Norway has defended the prison conditions under which mass murderer Anders Behring Breivik is being held.

State attorney Fredrik Sejersted presented his closing statement on Tuesday in an appeals trial against a lower court ruling that found Breivik's isolation in prison violated his human rights.

The "state is allowed to defend itself", Mr Sejersted said at the end of a day-long session where he sought to prove that Breivik was being treated in line with democratic principles.

"The Norwegian Constitutional state has responded in a way that is worthy of this state," he said, adding that he shook Breivik's hand on the first day of the trial because "that is what we do in Norwegian courts".
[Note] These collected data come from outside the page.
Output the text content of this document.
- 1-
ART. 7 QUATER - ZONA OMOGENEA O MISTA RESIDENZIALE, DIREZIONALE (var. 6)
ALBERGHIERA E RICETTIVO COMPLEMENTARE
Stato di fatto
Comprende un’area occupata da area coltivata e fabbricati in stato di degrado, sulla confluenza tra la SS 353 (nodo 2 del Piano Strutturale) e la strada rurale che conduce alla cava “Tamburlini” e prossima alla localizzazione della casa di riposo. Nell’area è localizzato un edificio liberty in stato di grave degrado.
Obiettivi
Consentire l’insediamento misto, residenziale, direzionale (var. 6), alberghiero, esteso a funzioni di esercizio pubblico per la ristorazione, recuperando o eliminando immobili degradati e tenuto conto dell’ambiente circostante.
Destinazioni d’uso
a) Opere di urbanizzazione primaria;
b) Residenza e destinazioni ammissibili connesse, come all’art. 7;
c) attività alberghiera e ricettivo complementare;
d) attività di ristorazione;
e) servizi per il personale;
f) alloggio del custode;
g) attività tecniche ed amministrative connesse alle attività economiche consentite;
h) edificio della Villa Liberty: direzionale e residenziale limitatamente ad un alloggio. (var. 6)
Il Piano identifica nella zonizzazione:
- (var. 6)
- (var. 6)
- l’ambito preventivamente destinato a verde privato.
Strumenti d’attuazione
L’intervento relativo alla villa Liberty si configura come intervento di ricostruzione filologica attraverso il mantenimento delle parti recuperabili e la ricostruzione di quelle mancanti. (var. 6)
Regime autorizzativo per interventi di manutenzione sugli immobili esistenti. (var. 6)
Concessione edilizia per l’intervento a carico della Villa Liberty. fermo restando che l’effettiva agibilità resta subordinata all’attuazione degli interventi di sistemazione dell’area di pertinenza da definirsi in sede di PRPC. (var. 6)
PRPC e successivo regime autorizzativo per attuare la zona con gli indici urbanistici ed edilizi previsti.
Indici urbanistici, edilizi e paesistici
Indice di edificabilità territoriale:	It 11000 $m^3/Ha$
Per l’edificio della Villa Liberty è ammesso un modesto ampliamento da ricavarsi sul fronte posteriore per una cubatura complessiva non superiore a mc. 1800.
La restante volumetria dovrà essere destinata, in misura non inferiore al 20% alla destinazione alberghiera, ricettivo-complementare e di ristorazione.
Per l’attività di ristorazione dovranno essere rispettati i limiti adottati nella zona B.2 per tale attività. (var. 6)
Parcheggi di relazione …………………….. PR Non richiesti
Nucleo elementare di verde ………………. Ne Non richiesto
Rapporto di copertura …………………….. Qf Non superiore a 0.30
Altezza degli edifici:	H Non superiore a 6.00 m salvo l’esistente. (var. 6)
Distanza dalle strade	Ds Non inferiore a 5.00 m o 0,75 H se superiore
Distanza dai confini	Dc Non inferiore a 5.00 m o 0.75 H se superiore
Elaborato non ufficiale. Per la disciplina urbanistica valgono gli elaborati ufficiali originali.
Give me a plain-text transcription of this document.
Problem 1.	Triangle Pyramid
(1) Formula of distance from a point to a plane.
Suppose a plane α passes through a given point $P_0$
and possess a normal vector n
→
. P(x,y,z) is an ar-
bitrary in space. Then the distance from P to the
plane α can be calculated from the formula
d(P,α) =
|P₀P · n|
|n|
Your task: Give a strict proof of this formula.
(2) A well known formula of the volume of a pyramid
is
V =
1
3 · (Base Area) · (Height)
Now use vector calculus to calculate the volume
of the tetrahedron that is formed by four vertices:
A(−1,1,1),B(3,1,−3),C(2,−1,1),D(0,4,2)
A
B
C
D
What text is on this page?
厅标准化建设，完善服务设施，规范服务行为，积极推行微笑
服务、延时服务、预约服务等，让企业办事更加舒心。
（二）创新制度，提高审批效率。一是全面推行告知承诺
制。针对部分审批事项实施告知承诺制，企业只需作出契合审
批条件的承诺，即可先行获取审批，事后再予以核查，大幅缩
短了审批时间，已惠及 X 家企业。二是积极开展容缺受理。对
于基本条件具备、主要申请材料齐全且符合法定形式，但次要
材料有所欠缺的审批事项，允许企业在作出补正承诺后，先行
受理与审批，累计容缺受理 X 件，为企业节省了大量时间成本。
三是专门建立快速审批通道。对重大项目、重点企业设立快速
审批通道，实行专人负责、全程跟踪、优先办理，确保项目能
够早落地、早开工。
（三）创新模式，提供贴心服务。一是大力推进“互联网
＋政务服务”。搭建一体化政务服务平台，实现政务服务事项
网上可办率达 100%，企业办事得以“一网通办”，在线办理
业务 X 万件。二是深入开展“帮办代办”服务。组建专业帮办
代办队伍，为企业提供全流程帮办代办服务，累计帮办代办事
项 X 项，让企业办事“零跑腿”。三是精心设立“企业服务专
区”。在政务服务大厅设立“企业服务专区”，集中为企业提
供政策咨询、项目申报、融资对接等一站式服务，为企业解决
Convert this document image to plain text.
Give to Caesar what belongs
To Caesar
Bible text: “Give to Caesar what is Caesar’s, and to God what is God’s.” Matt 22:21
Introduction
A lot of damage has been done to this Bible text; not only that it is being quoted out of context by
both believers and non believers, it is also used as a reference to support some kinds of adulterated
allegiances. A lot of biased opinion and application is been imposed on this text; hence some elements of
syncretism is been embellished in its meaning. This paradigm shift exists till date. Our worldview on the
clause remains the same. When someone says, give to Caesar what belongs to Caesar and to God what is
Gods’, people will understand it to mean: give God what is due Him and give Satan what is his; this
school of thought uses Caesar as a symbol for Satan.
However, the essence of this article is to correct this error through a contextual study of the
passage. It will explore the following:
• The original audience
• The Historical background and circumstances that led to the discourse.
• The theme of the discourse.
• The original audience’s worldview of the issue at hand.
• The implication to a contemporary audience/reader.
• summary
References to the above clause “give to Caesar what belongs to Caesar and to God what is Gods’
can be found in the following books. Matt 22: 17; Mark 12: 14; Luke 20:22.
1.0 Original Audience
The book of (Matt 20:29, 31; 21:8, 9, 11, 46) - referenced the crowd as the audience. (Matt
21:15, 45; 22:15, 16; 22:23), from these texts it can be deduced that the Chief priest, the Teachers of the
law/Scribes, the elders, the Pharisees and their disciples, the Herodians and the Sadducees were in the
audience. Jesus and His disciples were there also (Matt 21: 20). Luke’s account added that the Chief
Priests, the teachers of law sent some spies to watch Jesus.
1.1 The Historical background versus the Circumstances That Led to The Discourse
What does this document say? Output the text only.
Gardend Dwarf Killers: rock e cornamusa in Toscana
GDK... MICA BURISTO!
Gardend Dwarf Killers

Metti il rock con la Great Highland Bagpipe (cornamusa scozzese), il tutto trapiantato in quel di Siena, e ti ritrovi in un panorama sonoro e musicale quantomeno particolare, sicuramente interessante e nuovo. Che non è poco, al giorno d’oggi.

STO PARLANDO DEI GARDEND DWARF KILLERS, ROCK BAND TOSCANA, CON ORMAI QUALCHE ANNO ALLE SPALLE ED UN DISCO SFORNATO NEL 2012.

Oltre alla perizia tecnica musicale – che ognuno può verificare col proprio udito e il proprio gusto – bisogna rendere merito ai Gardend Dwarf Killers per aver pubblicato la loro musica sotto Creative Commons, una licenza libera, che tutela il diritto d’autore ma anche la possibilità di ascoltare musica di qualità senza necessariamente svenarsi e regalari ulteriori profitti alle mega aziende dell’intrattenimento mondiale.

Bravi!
During the trial, the state sought to show that Breivik does have meaningful human contact on a daily basis, including a weekly meeting with a priest with whom he can have confidential conversations.

"There can be no doubt that Anders Behring Breivik is very much being treated humanely" and that restrictions to limit his interactions with other right-wing extremists were necessary, Mr Sejersted said.

The hearing was taking place at the high-security prison in southern Norway where Breivik, a right-wing extremist, is serving a 21-year sentence for killing 77 people in a 2011 bomb-and-shooting rampage.

Breivik, 37, told the court last week that his solitary confinement in prison has deeply damaged him and made him even more radical in his neo-Nazi beliefs.

The hearing by the Borgarting Court of Appeals is taking place in a makeshift courtroom in the gym at the prison in Skien, 135 kilometres (85 miles) south-west of the capital, Oslo.

It ends on Wednesday, with a ruling expected in February.